Rocks and pebbles refer to a time management analogy. In this analogy, someone has an assortment of rocks, smaller pebbles and sand that must fit into one jar. In order to make everything fit into the jar, they must be put in the right order: rocks first, then pebbles, then sand.
Rocks= major responsibilities
Pebbles=tasks and activities we would like to do, but are optional
Sand=mindless activities that fill in the cracks, such as checking Facebook or watching TV.
You can watch a version of this here:
First, the rocks (we’ll get into the pebbles and sand in a later post).
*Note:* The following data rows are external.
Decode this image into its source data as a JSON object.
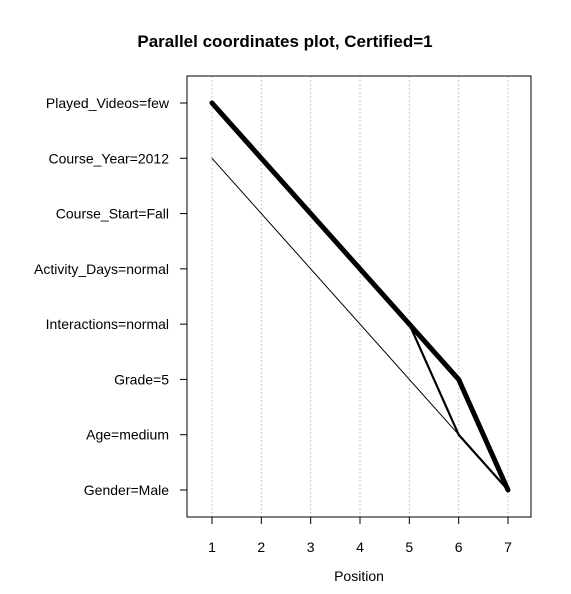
{
  "chart_data": {
    "type": "line",
    "title": "Parallel coordinates plot, Certified=1",
    "xlabel": "Position",
    "ylabel": "",
    "x_ticks": [
      "1",
      "2",
      "3",
      "4",
      "5",
      "6",
      "7"
    ],
    "xlim": [
      1,
      7
    ],
    "y_categories": [
      "Played_Videos=few",
      "Course_Year=2012",
      "Course_Start=Fall",
      "Activity_Days=normal",
      "Interactions=normal",
      "Grade=5",
      "Age=medium",
      "Gender=Male"
    ],
    "grid": "vertical dotted at each position",
    "series": [
      {
        "points": [
          {
            "x": 1,
            "y": "Played_Videos=few"
          },
          {
            "x": 5,
            "y": "Interactions=normal"
          },
          {
            "x": 6,
            "y": "Grade=5"
          },
          {
            "x": 7,
            "y": "Gender=Male"
          }
        ],
        "weight": "heavy"
      },
      {
        "points": [
          {
            "x": 5,
            "y": "Interactions=normal"
          },
          {
            "x": 6,
            "y": "Age=medium"
          },
          {
            "x": 7,
            "y": "Gender=Male"
          }
        ],
        "weight": "medium"
      },
      {
        "points": [
          {
            "x": 1,
            "y": "Course_Year=2012"
          },
          {
            "x": 6,
            "y": "Age=medium"
          },
          {
            "x": 7,
            "y": "Gender=Male"
          }
        ],
        "weight": "thin"
      }
    ]
  }
}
What are the most important responsibilities you have in life and how can you determine what those are? This may seem like an easy question, but it can take some thought to figure out. One reason, is because we are so indoctrinated in the idea that we can do anything we want if only we try hard enough. A very motivating, maybe depressing thought, depending on how you look at it, but the reality is that although, we can achieve a lot if we try hard and are given the right circumstances to do so, we still have a finite amount of goals we can reasonably pursue because we have a finite amount of time and energy.
Greg McKeowen, author of Essentialism, a book that looks at how to manage our time by not doing too much, argues that one of the reasons we are so overworked is simply because we take on too much, he relates:
The word priority came into the English language in the 1400s. It was singular. It meant the very first or prior thing. It stayed singular for the next five hundred years. Only in the 1900s did we pluralize the term and start talking about priorities. Illogically, we reasoned that by changing the word we could bend reality. Somehow we would now be able to have multiple “first” things.
I can only do a few things really well because I simply can not focus on more than a few things at a time, no one can. Following the advice in Essentialism, I wrote down 2-4 of these priorities, tasks for which I was most suitable for accomplishing, they are:
- Being there for the most important people in my life, starting with my husband and kids and continuing on to extended family members and friends in the best way I can.
- Learning and developing as a person (can’t really give this priority to someone else).
I haven’t quite figured out what I’m going to sign up for this year, but I do know that it will not be something that cuts into my priorities. In the next post, we will talk about what else we may want to fit in, but until then I invite you to join me in answering the following question:
What are 2-4 priorities in your life? These should be tasks which either would not get done if you didn’t do them or for which you feel the most well suited to take care of.